Lim’s wife also will be charged tomorrow at the Butterworth Sessions Court under AMLA Act 2001


FORMER Finance Minister Lim Guan Eng (picture) will be charged at the Penang Sessions Court for two days, in addition to one count of corruption charge levelled against him in Kuala Lumpur (KL) last Friday.

Lim is expected to be charged under Section 23 of the Malaysian Anti-Corruption Commission (MACC) Act 2009 in connection to the RM6.3 billion Penang Undersea Tunnel project, while tomorrow’s hearing involves a different case, according to the previous MACC statement.

Meanwhile, Lim’s wife Betty Chew is set to be charged tomorrow at the Butterworth Sessions Court under the Anti-Money Laundering, Anti-Terrorism Financing and Proceeds of Unlawful Activities (AMLA) Act 2001 for involvement with a private company Excel Property Management and Consultancy Sdn Bhd, according to her lawyer Lee Khai.

Lee was reported as saying that Chew’s case “got nothing to do with the undersea tunnel project”.

Chew was detained at the Penang MACC office at 10:45am last Friday and her statement was recorded.

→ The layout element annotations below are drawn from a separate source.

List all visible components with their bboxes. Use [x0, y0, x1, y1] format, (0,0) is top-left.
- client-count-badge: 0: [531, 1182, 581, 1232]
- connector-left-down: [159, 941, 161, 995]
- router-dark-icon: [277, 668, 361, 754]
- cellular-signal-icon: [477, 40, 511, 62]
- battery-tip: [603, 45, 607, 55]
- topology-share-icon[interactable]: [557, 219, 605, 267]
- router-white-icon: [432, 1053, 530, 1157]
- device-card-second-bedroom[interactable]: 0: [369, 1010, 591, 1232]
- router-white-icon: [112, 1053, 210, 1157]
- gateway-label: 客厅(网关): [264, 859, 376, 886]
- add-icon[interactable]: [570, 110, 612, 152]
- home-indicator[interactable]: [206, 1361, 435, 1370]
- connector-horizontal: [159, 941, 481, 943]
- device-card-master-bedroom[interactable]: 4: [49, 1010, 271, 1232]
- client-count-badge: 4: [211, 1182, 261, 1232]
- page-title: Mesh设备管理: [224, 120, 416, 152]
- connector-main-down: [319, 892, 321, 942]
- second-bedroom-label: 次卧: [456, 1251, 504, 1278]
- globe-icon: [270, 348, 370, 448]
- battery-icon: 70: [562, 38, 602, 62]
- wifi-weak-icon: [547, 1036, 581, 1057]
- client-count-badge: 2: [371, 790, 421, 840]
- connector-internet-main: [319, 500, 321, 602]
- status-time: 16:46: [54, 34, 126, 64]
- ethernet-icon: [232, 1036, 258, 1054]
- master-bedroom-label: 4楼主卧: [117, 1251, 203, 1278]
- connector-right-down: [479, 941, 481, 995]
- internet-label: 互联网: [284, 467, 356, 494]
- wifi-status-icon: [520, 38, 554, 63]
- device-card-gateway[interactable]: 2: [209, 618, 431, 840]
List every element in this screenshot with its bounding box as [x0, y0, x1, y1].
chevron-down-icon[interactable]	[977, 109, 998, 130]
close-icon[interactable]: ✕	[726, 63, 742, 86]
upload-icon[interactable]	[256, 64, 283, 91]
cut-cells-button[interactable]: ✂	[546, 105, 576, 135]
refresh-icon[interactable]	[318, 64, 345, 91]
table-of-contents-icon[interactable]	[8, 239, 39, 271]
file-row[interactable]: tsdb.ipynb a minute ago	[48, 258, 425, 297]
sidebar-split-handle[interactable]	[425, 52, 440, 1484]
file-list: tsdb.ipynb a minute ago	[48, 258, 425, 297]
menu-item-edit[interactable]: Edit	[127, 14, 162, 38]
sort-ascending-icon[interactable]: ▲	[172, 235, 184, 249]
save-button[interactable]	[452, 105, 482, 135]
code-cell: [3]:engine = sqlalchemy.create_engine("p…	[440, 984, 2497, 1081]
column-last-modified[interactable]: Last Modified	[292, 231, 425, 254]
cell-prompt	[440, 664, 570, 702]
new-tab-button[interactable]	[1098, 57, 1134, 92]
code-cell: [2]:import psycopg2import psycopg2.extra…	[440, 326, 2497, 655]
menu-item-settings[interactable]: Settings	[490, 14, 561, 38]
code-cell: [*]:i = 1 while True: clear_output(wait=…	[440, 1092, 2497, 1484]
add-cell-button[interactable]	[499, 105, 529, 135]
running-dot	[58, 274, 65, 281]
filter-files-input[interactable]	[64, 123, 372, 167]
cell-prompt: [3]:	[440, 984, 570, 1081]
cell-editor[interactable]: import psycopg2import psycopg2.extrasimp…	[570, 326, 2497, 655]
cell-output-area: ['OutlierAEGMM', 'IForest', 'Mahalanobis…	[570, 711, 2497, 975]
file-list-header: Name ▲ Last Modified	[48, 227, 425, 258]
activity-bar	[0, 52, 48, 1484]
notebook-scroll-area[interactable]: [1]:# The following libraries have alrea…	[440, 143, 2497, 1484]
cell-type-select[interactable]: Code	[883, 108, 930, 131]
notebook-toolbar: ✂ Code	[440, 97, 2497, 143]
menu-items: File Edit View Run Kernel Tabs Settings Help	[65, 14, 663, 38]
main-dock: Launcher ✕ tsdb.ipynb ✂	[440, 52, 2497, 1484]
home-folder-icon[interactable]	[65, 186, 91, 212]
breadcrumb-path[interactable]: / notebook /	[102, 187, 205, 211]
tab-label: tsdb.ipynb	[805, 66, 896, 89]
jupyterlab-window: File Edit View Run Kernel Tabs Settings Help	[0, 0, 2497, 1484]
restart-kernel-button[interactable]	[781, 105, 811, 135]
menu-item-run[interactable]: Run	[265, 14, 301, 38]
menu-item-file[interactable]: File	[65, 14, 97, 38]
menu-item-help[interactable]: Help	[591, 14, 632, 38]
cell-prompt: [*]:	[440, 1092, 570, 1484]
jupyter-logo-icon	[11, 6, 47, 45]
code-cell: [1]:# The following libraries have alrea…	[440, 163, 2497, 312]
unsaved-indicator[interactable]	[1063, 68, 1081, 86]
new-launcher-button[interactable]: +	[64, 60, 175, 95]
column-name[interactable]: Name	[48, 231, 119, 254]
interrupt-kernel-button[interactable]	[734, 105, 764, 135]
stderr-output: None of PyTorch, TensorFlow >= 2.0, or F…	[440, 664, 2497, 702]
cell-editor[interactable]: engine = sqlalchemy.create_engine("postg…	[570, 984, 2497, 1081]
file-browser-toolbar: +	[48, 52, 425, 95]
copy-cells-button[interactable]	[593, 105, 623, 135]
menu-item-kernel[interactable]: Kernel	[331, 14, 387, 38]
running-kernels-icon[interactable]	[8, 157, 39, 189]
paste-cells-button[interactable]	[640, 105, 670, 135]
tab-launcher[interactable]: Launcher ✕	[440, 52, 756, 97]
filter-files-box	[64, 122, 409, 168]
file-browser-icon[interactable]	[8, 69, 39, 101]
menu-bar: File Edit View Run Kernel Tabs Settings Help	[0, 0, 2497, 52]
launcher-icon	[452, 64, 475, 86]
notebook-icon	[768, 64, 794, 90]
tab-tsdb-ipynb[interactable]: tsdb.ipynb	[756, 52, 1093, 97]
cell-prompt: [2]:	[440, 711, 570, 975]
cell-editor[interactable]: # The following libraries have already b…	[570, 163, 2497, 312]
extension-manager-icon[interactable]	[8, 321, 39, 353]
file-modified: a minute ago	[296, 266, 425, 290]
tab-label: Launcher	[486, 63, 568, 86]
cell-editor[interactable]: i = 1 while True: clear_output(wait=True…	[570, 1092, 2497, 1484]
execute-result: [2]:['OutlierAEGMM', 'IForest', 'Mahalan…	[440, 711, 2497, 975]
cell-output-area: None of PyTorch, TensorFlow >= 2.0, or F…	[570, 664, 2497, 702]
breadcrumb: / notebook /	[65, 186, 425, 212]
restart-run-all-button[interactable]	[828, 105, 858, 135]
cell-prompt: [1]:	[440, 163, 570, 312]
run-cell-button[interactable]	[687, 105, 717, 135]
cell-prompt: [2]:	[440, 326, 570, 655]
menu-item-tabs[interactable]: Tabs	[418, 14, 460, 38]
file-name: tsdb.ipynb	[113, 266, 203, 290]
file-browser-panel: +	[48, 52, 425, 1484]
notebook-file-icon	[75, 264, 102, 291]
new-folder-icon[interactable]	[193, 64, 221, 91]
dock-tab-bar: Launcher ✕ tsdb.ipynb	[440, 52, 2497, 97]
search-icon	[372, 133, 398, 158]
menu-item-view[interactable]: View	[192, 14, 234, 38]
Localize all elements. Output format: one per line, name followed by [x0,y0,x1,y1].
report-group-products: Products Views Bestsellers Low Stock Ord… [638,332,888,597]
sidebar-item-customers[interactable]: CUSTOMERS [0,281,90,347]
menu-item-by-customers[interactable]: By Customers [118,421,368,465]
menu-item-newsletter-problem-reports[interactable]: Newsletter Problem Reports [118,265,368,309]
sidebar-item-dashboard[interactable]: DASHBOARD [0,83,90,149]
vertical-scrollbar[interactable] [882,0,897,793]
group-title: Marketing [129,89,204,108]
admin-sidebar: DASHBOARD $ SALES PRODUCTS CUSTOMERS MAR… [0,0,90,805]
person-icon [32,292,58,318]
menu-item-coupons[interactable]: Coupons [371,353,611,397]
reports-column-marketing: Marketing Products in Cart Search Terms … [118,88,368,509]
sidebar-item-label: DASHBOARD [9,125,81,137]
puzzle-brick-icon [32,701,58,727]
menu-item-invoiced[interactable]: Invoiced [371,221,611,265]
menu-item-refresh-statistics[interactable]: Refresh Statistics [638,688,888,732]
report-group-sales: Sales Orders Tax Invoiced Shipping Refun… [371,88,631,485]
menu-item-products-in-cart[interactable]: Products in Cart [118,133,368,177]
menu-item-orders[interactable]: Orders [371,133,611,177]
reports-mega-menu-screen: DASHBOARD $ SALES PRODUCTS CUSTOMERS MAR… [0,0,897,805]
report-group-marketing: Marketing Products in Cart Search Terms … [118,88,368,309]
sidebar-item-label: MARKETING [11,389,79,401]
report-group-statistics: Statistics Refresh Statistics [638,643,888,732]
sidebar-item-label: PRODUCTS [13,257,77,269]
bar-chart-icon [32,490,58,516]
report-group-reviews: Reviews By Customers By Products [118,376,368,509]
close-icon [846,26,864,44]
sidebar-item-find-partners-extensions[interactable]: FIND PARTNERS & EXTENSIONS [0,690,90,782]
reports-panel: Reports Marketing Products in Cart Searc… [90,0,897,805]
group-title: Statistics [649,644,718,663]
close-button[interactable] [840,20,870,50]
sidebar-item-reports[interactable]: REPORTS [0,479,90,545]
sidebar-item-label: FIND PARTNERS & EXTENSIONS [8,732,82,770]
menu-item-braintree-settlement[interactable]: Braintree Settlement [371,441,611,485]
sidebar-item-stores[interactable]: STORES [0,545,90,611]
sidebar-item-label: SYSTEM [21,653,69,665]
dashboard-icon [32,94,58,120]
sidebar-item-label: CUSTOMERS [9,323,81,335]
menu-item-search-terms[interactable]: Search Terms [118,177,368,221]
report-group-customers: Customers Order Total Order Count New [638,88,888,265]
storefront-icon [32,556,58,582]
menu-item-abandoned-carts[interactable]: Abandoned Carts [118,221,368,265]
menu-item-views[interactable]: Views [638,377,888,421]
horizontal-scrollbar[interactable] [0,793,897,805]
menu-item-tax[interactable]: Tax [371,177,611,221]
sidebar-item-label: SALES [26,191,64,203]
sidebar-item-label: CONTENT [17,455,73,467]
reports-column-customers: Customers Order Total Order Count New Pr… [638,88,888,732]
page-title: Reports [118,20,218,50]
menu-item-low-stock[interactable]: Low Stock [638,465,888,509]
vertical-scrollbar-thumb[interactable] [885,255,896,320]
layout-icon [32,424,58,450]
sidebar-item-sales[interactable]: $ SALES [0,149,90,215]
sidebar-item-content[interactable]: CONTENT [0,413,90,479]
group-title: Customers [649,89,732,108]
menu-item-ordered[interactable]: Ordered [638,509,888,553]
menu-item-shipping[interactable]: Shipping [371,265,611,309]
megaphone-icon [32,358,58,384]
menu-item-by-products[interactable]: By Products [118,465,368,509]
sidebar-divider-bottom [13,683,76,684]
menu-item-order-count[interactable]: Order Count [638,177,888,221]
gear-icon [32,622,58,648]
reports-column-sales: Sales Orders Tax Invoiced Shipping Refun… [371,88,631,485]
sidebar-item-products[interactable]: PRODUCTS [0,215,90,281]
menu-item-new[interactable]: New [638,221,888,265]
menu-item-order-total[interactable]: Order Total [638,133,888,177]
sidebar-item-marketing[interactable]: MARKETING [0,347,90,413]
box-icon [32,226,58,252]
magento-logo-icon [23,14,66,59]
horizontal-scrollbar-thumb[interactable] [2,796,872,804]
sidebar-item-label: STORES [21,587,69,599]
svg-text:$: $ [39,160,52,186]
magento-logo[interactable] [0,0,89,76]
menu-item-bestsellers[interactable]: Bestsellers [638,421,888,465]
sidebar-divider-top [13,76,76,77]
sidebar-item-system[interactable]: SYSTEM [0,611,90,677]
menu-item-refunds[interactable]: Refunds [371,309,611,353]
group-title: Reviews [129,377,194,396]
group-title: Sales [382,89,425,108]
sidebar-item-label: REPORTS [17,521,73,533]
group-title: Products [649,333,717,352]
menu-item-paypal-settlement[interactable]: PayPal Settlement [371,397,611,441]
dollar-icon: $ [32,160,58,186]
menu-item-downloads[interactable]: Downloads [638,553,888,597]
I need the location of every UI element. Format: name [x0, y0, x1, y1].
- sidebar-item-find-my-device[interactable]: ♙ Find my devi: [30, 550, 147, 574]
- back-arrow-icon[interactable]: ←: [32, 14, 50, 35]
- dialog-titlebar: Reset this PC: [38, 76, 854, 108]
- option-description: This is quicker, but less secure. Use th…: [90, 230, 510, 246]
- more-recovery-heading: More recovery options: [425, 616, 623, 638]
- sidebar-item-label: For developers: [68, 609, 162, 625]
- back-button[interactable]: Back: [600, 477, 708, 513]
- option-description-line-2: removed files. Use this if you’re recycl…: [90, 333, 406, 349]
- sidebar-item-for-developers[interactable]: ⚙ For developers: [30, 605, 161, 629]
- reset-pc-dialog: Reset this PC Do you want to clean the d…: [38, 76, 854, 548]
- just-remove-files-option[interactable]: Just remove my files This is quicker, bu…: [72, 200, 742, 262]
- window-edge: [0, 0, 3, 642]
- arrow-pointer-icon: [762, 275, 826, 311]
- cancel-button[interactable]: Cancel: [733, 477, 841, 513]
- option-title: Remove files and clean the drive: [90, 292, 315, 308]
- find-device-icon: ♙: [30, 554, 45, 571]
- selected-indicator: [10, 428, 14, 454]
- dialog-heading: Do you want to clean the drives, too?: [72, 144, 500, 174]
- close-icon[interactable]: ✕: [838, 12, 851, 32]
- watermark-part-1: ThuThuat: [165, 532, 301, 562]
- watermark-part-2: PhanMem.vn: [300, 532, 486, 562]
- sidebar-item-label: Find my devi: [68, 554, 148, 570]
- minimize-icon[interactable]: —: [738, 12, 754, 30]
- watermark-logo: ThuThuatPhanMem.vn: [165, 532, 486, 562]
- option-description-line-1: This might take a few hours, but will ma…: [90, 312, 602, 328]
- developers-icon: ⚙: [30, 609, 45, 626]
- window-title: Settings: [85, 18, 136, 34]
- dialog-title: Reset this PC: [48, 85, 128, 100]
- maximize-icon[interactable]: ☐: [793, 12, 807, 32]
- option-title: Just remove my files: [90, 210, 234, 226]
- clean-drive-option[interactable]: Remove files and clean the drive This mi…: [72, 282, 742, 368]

She was later released on a RM50,000 bail after almost six hours.

Lim had decried the arrest of his wife, describing it as uncalled for, as she was not involved in the RM6.3 billion Penang Undersea Tunnel project.

Lim said on his official Facebook posting that he was upset when he was told about his wife’s arrest.

“I was upset when I heard that my wife was arrested by the MACC even though she had nothing to do with the tunnel project or government matters. I was relieved when she was released.

“I was concerned that she would need to spend a night in the MACC lock-up like me,” he added.

Last Friday, Lim pleaded not guilty of soliciting 10% gratifications of the profits to be made by the company from Datuk Zarul Ahmad Mohd Zulkifli over the Penang Undersea Tunnel project.

Lim, who was the Penang chief minister at the time, allegedly committed the offence near The Gardens Hotel in Mid Valley City, KL, in March 2011.

The charge was framed under Section 16 (a)(A) of the MACC Act 2009 and punishable under Section 24 (1) of the same Act, which provides imprisonment for up to 20 years and a fine of not less than five times the sum or value of the gratification, or RM10,000, whichever is higher, upon conviction.

Judge Azura Alwi set RM1 million bail with two sureties and ordered Lim to surrender his personal and diplomatic passports for his release.

The Penang Undersea Tunnel has been proposed to be built for 7.2km connecting Butterworth and Georgetown.

Lim, when met outside the court last week, vowed to prove his innocence, saying that he had told the anti-graft commission that he did not receive any money from the project.

“In fact, they never asked me to prove whether I have millions of ringgit in my bank account or cash in my possession,” Lim told reporters after he was charged in the Sessions Court.

“I will fight to prove my innocence in court.”

The project was controversial particularly due to the high cost of its RM305 million feasibility studies and the report was delayed by two years.

In June 2016, Lim and businesswoman Phang Li Koon had been charged at the Penang High Court with corruption involving the purchase of a bungalow below the market price.

After a series of trials, the court granted a discharge amounting to an acquittal for Lim and Phang in September 2018.